Dalam kajian Islam, Allah dan RasulNya selalu menganjurkan hambaNya untuk memperbanyak kebaikan kepada orang lain dengan saling mengingatkan pada kebaikan dan saling mencegah kemungkaran (Richard M. Martin:2001). Mengkafirkan orang lain berarti melanggar perintah Allah tersebut dan mengikuti jalan setan sebagaimana setan senang ketika manusia memiliki hati yang gelap yang jauh dari petunjuk Allah dan merupakan salah satu bahaya nafsu dalam islam.

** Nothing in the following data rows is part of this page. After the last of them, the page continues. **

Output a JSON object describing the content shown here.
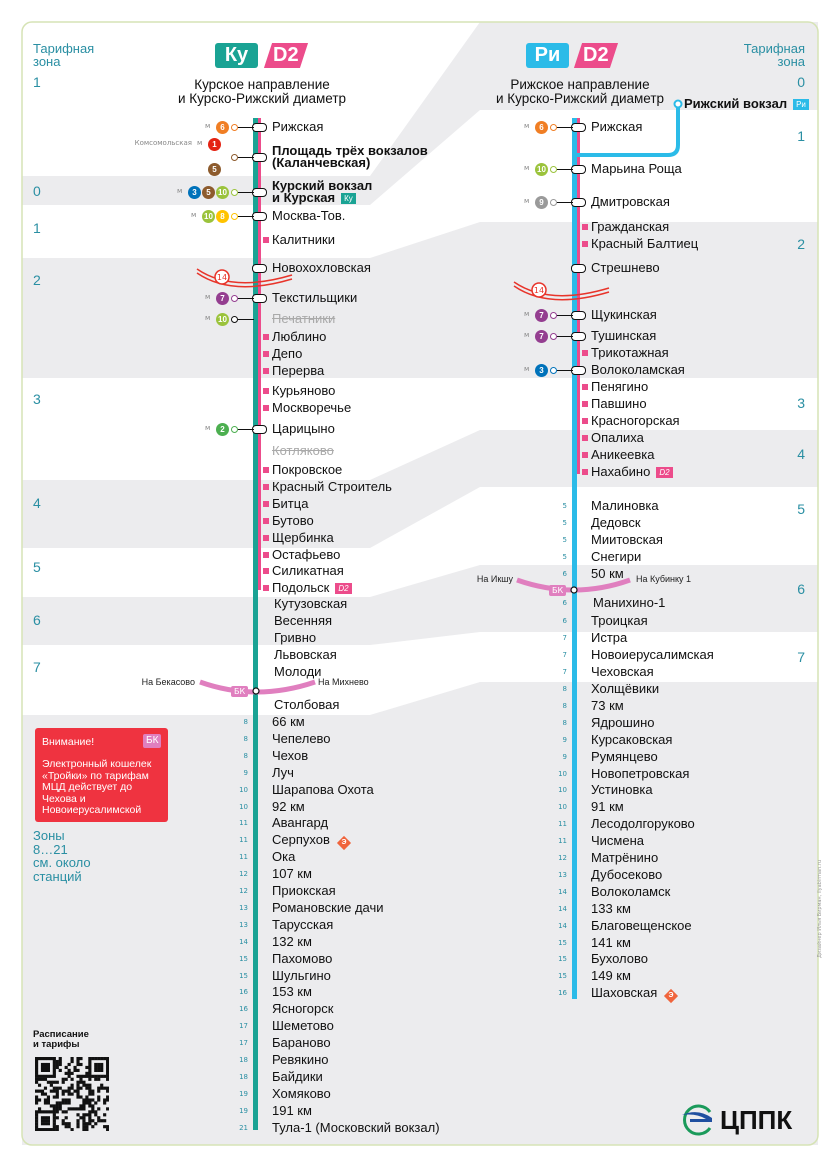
{
  "colors": {
    "kursk": "#1aa394",
    "riga": "#2bbbe8",
    "d2": "#ec4c8b",
    "zone_text": "#2a8fa3",
    "band": "#ececee",
    "warning": "#ef3340",
    "bk": "#e07fbf",
    "mcc": "#e8342a",
    "metro": {
      "1": "#e42313",
      "2": "#4caf50",
      "3": "#0072ba",
      "5": "#8d5b2d",
      "6": "#f07e24",
      "7": "#943e90",
      "8": "#ffc300",
      "9": "#9a9a9a",
      "10": "#9bc33c"
    }
  },
  "zone_header": "Тарифная\nзона",
  "left_zones": [
    "1",
    "0",
    "1",
    "2",
    "3",
    "4",
    "5",
    "6",
    "7"
  ],
  "right_zones": [
    "0",
    "1",
    "2",
    "3",
    "4",
    "5",
    "6",
    "7"
  ],
  "kursk": {
    "badge": "Ку",
    "d2_badge": "D2",
    "title": "Курское направление\nи Курско-Рижский диаметр",
    "bk": {
      "label": "БК",
      "left": "На Бекасово",
      "right": "На Михнево"
    },
    "mcc_label": "14",
    "stations": [
      {
        "name": "Рижская",
        "metro": [
          "6"
        ],
        "transfer": true,
        "d2": true
      },
      {
        "name": "Площадь трёх вокзалов\n(Каланчевская)",
        "bold": true,
        "metro": [
          "1",
          "5"
        ],
        "metro_name": "Комсомольская",
        "transfer": true,
        "d2": true
      },
      {
        "name": "Курский вокзал\nи Курская",
        "bold": true,
        "metro": [
          "3",
          "5",
          "10"
        ],
        "transfer": true,
        "d2": true,
        "badge": "Ку"
      },
      {
        "name": "Москва-Тов.",
        "metro": [
          "10",
          "8"
        ],
        "transfer": true,
        "d2": true
      },
      {
        "name": "Калитники",
        "d2": true
      },
      {
        "name": "Новохохловская",
        "mcc": true,
        "transfer": true,
        "d2": true
      },
      {
        "name": "Текстильщики",
        "metro": [
          "7"
        ],
        "transfer": true,
        "d2": true
      },
      {
        "name": "Печатники",
        "metro": [
          "10"
        ],
        "closed": true
      },
      {
        "name": "Люблино",
        "d2": true
      },
      {
        "name": "Депо",
        "d2": true
      },
      {
        "name": "Перерва",
        "d2": true
      },
      {
        "name": "Курьяново",
        "d2": true
      },
      {
        "name": "Москворечье",
        "d2": true
      },
      {
        "name": "Царицыно",
        "metro": [
          "2"
        ],
        "transfer": true,
        "d2": true
      },
      {
        "name": "Котляково",
        "closed": true
      },
      {
        "name": "Покровское",
        "d2": true
      },
      {
        "name": "Красный Строитель",
        "d2": true
      },
      {
        "name": "Битца",
        "d2": true
      },
      {
        "name": "Бутово",
        "d2": true
      },
      {
        "name": "Щербинка",
        "d2": true
      },
      {
        "name": "Остафьево",
        "d2": true
      },
      {
        "name": "Силикатная",
        "d2": true
      },
      {
        "name": "Подольск",
        "d2": true,
        "d2_badge": "D2"
      },
      {
        "name": "Кутузовская"
      },
      {
        "name": "Весенняя"
      },
      {
        "name": "Гривно"
      },
      {
        "name": "Львовская"
      },
      {
        "name": "Молоди"
      },
      {
        "name": "Столбовая",
        "bk": true
      },
      {
        "name": "66 км",
        "zone": "8"
      },
      {
        "name": "Чепелево",
        "zone": "8"
      },
      {
        "name": "Чехов",
        "zone": "8"
      },
      {
        "name": "Луч",
        "zone": "9"
      },
      {
        "name": "Шарапова Охота",
        "zone": "10"
      },
      {
        "name": "92 км",
        "zone": "10"
      },
      {
        "name": "Авангард",
        "zone": "11"
      },
      {
        "name": "Серпухов",
        "zone": "11",
        "express": "Э"
      },
      {
        "name": "Ока",
        "zone": "11"
      },
      {
        "name": "107 км",
        "zone": "12"
      },
      {
        "name": "Приокская",
        "zone": "12"
      },
      {
        "name": "Романовские дачи",
        "zone": "13"
      },
      {
        "name": "Тарусская",
        "zone": "13"
      },
      {
        "name": "132 км",
        "zone": "14"
      },
      {
        "name": "Пахомово",
        "zone": "15"
      },
      {
        "name": "Шульгино",
        "zone": "15"
      },
      {
        "name": "153 км",
        "zone": "16"
      },
      {
        "name": "Ясногорск",
        "zone": "16"
      },
      {
        "name": "Шеметово",
        "zone": "17"
      },
      {
        "name": "Бараново",
        "zone": "17"
      },
      {
        "name": "Ревякино",
        "zone": "18"
      },
      {
        "name": "Байдики",
        "zone": "18"
      },
      {
        "name": "Хомяково",
        "zone": "19"
      },
      {
        "name": "191 км",
        "zone": "19"
      },
      {
        "name": "Тула-1 (Московский вокзал)",
        "zone": "21"
      }
    ]
  },
  "riga": {
    "badge": "Ри",
    "d2_badge": "D2",
    "title": "Рижское направление\nи Курско-Рижский диаметр",
    "terminal": {
      "name": "Рижский вокзал",
      "badge": "Ри"
    },
    "bk": {
      "label": "БК",
      "left": "На Икшу",
      "right": "На Кубинку 1"
    },
    "mcc_label": "14",
    "stations": [
      {
        "name": "Рижская",
        "metro": [
          "6"
        ],
        "transfer": true,
        "d2": true
      },
      {
        "name": "Марьина Роща",
        "metro": [
          "10"
        ],
        "transfer": true,
        "d2": true
      },
      {
        "name": "Дмитровская",
        "metro": [
          "9"
        ],
        "transfer": true,
        "d2": true
      },
      {
        "name": "Гражданская",
        "d2": true
      },
      {
        "name": "Красный Балтиец",
        "d2": true
      },
      {
        "name": "Стрешнево",
        "mcc": true,
        "transfer": true,
        "d2": true
      },
      {
        "name": "Щукинская",
        "metro": [
          "7"
        ],
        "transfer": true,
        "d2": true
      },
      {
        "name": "Тушинская",
        "metro": [
          "7"
        ],
        "transfer": true,
        "d2": true
      },
      {
        "name": "Трикотажная",
        "d2": true
      },
      {
        "name": "Волоколамская",
        "metro": [
          "3"
        ],
        "transfer": true,
        "d2": true
      },
      {
        "name": "Пенягино",
        "d2": true
      },
      {
        "name": "Павшино",
        "d2": true
      },
      {
        "name": "Красногорская",
        "d2": true
      },
      {
        "name": "Опалиха",
        "d2": true
      },
      {
        "name": "Аникеевка",
        "d2": true
      },
      {
        "name": "Нахабино",
        "d2": true,
        "d2_badge": "D2"
      },
      {
        "name": "Малиновка",
        "zone": "5"
      },
      {
        "name": "Дедовск",
        "zone": "5"
      },
      {
        "name": "Миитовская",
        "zone": "5"
      },
      {
        "name": "Снегири",
        "zone": "5"
      },
      {
        "name": "50 км",
        "zone": "6"
      },
      {
        "name": "Манихино-1",
        "zone": "6",
        "bk": true
      },
      {
        "name": "Троицкая",
        "zone": "6"
      },
      {
        "name": "Истра",
        "zone": "7"
      },
      {
        "name": "Новоиерусалимская",
        "zone": "7"
      },
      {
        "name": "Чеховская",
        "zone": "7"
      },
      {
        "name": "Холщёвики",
        "zone": "8"
      },
      {
        "name": "73 км",
        "zone": "8"
      },
      {
        "name": "Ядрошино",
        "zone": "8"
      },
      {
        "name": "Курсаковская",
        "zone": "9"
      },
      {
        "name": "Румянцево",
        "zone": "9"
      },
      {
        "name": "Новопетровская",
        "zone": "10"
      },
      {
        "name": "Устиновка",
        "zone": "10"
      },
      {
        "name": "91 км",
        "zone": "10"
      },
      {
        "name": "Лесодолгоруково",
        "zone": "11"
      },
      {
        "name": "Чисмена",
        "zone": "11"
      },
      {
        "name": "Матрёнино",
        "zone": "12"
      },
      {
        "name": "Дубосеково",
        "zone": "13"
      },
      {
        "name": "Волоколамск",
        "zone": "14"
      },
      {
        "name": "133 км",
        "zone": "14"
      },
      {
        "name": "Благовещенское",
        "zone": "14"
      },
      {
        "name": "141 км",
        "zone": "15"
      },
      {
        "name": "Бухолово",
        "zone": "15"
      },
      {
        "name": "149 км",
        "zone": "15"
      },
      {
        "name": "Шаховская",
        "zone": "16",
        "express": "Э"
      }
    ]
  },
  "warning": {
    "title": "Внимание!",
    "badge": "БК",
    "text": "Электронный кошелек «Тройки» по тарифам МЦД действует до Чехова и Новоиерусалимской"
  },
  "zones_note": "Зоны\n8…21\nсм. около\nстанций",
  "schedule_label": "Расписание\nи тарифы",
  "credit": "Дизайнер Илья Бирман, ilyabirman.ru",
  "logo": "ЦППК"
}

Di tengah isu maraknya penyebutan kafir bagi non muslim, NU menghasilkan sebuah keputusan yang bijak melalui munas NU agar tidak menyebut yang bukan Islam sebagai kafir. Bagi kelompok Islam NU, penyebutan kafir sangat bernuansa diskriminatif dan tindakan diskriminatif sangat bertolak belakang dengan ajaran seluruh agama dan juga berseberangan dengan idelologi negara Indonesia yang menyatukan umat manusia yang berbeda suku, agama dan ras. Pernyataan kelompok NU ini mengundang interpretasi dan diskusi lanjutan karena bagi sebagian orang atau kelompok, sebutan kafir adalah hal yang lumrah.

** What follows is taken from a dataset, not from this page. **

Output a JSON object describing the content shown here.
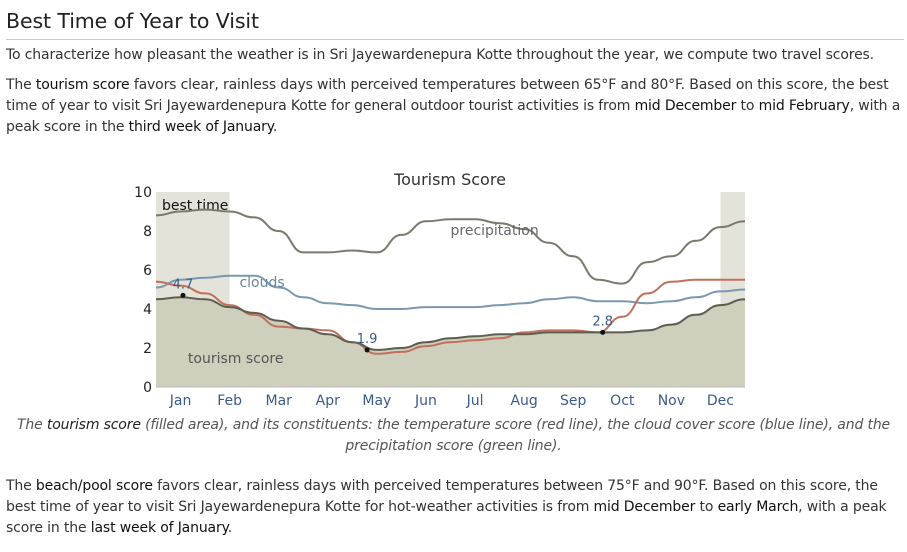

Kalau kita melihat realitas yang ada, tidak ada manusia yang kafir. Bahkan sejak dalam kandungan ibu, manusia itu sudah memiliki kencenderungan untuk menyembah Allah. Prinsip Actus Potentia memungkinkan manusia sejak dalam kandungan sudah memiliki sikap menyembah Allah. Actus Potentia adalah prinsip moral yang berbicara tentang kemungkinan sesuatu menjadi ada atau terjadi. Manusia dengan kapasitas kemanusiaannya mampu membuka ruang terhadap pilihan untuk menyembah Tuhan dan sadar bahwa Tuhan itu ada. Lalu, apa yang membedakan kafir dan Atheis? Atheis adalah paham yang mengatakan bahwaAllah itu tidak ada. Tetapi tidak semua atheis itu menolak keberadaaan Allah. Ada yang tetap mengakui dengan hati bahwa Allah itu ada tetapi mereka tidak mau menyempitkan pengakuan akan Allah itu melalui ajaran agama-agama. Bahkan ada yang bergama tetapi hatinya menebarkan kebencian.

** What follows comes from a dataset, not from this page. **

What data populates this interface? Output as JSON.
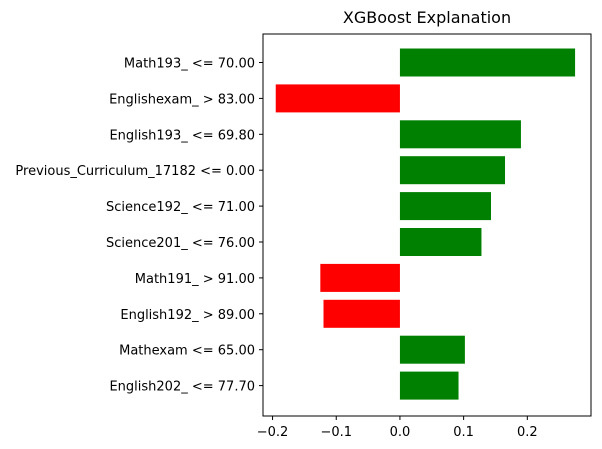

Jangan sebut aku kafir karena aku, kau dan dia memiliki hati untuk menyembah Allah yang Mahasempurna dan pada saat yang sama manusia menyadari keterbatasannya. Saya mendukung penuh hasil munas ulama NU yang menganjurkan agar penyebutan kafir bagi nonmuslim dihentikan. Pendasarannya sangat jelas bahwa setiap manusia memiliki hak yang sama untuk menganut agama dan hal ini tertuang secara jelas dalam UUD 1945. Tugas kita adalah saling menghargai bukan memelihara hati untuk saling meniadakan satu sama lain. Hal inilah yang menyebabkan kebersamaan menjadi runtuh dan peperangan akan muncul. Menerima perbedaan itu hanya dilakukan oleh mereka yang sungguh-sungguh menghayati ajaran agamanya. Malah yang menyebut orang lain kafir, kapasitas keimanannya patut dipertanyakan.